The nation’s largest beverage companies are battling for the sugary, malty soul of US Airways. Among the hard choices the Tempe-based carrier faces are which routes to keep, the best ways to integrate workers and whether to go with Coke or Pepsi on its flights.
America West Airlines served Pepsi. Its beer of choice was Budweiser. US Airways serves Coke, and its beer is Miller Lite.
The two carriers merged in September, creating some lofty questions on in-flight amenities. Does the nation’s fifth largest airline go with the the "Real Thing," or are its customers part of the "Pepsi Generation?" Does it serve the "King of Beers" or is "Great Taste . . . Less Filling" the way to go once cruising altitude is reached?
"We’re not going to have the Pepsi Challenge on board the aircraft," said Phil Gee, US Airways spokesman. "It might be behind closed doors."
It’s a decision that could be worth millions to the carrier, and it gives the drink companies big, visible contracts. In 2002, United Airlines dumped Coke for Pepsi in a deal that was estimated to be worth $25 million over five years.
The carrier says the decisions could be the most visible of the series of choices that will help define the new US Airways’ in-flight experience. The company is expected to announce which way it will go in early 2006.
"People definitely have certain preferences to what beverage they like," Gee said. The airline’s beverage contracts are periodically up for review, typically annually or biannually, he said.
A catering logistics team being assembled will decide.
None of the beverage companies chose to comment on the debate.
While beverage choice may be important at the supermarket, it’s not a big deal to airline passengers, said Mike Boyd, a Coloradobased airline analyst. "They take whatever they’re handed," he said. "Do you think
anybody’s not going to fly because they got the Pepsi Challenge rather than Coke? Come on. They’re on the airplane before they even find out anyway."
Boyd said the decision can be costly because of differences in catering equipment.
"What they have on a former America West Airbus might not be the same thing as former US Airways Airbus," he said. "Those kinds of things can get very clumsy and very expensive."
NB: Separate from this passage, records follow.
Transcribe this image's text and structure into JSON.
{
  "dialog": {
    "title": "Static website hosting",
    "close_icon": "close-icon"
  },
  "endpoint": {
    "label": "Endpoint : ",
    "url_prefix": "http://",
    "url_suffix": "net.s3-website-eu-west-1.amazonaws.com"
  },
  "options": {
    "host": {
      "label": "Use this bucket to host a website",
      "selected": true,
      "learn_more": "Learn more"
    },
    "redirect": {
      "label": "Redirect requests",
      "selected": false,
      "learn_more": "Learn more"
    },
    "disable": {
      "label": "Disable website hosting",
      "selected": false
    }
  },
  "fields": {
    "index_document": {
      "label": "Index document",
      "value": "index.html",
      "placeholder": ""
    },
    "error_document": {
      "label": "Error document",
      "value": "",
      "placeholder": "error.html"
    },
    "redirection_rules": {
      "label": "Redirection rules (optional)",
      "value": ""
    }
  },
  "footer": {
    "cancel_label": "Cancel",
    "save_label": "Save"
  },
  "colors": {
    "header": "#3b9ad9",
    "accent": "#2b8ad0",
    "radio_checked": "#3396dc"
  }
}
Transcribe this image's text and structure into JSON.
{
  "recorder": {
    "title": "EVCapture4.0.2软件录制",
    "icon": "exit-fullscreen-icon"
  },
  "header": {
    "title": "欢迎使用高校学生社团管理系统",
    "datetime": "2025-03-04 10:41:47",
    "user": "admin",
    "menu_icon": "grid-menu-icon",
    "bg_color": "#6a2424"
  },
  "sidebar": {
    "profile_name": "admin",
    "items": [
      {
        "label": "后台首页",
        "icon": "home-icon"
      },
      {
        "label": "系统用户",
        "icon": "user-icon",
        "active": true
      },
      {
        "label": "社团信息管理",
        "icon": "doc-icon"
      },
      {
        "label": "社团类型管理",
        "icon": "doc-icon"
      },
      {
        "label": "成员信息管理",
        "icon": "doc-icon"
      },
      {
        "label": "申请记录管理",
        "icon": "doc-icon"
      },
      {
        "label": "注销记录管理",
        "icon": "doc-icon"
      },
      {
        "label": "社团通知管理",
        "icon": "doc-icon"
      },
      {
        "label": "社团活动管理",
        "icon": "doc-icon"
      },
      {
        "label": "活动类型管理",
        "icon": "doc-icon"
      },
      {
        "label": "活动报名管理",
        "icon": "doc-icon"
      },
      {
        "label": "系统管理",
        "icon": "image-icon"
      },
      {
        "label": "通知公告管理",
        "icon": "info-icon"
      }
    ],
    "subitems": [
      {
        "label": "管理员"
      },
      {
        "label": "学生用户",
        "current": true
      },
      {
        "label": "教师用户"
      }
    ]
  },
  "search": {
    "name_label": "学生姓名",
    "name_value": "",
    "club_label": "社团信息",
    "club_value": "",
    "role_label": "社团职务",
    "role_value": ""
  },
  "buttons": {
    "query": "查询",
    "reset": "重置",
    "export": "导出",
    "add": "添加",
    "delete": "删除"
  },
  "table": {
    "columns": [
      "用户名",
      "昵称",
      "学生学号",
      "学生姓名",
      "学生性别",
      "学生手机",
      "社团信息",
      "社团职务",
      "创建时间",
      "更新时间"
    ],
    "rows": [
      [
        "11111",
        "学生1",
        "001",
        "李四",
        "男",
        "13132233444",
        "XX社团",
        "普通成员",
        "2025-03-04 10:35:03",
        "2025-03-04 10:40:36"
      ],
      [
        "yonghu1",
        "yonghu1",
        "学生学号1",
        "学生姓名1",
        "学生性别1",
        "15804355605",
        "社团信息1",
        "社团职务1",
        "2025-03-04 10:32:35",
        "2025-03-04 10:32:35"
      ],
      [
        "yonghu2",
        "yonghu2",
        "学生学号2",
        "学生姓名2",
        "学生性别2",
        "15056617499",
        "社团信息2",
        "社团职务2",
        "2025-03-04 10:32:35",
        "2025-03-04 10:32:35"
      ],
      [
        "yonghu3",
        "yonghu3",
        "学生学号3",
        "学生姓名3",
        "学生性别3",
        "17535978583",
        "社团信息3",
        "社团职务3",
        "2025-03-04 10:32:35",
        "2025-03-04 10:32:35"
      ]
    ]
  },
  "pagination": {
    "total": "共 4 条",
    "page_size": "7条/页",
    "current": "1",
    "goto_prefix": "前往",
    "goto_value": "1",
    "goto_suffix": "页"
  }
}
Being the beverage of choice for an airline can mean great product exposure, especially for underdog niche or local companies looking to place their products. When PanAm started its shuttle service, it negotiated a deal with the Boston Beer Co., brewers of Sam Adams.
"I don’t want to say we put Sam Adams on the map, but on the other hand, since 1986 when the PanAm shuttle started it had a lot of exposure, and, in fact, Delta maintains it on board right now," said Robert Mann a New York airline consultant who worked for PanAm.
Typically, airlines will pay for beverages but at less than retail prices, Mann said. They usually extract other considerations such as a fee for using the product in exchange for advertising on in-flight entertainment and in magazines.
"It depends on how hungry the brand is and how creative the airline wants to get," Mann said. "America West has some pretty creative marketers there, so my guess is there’s some competition going on."
Gee said price will play a big part in determining the winners, especially at a time when the industry is under financial pressure because of soaring fuel costs. Other considerations will include how easily the products can be distributed and put on the planes, he said.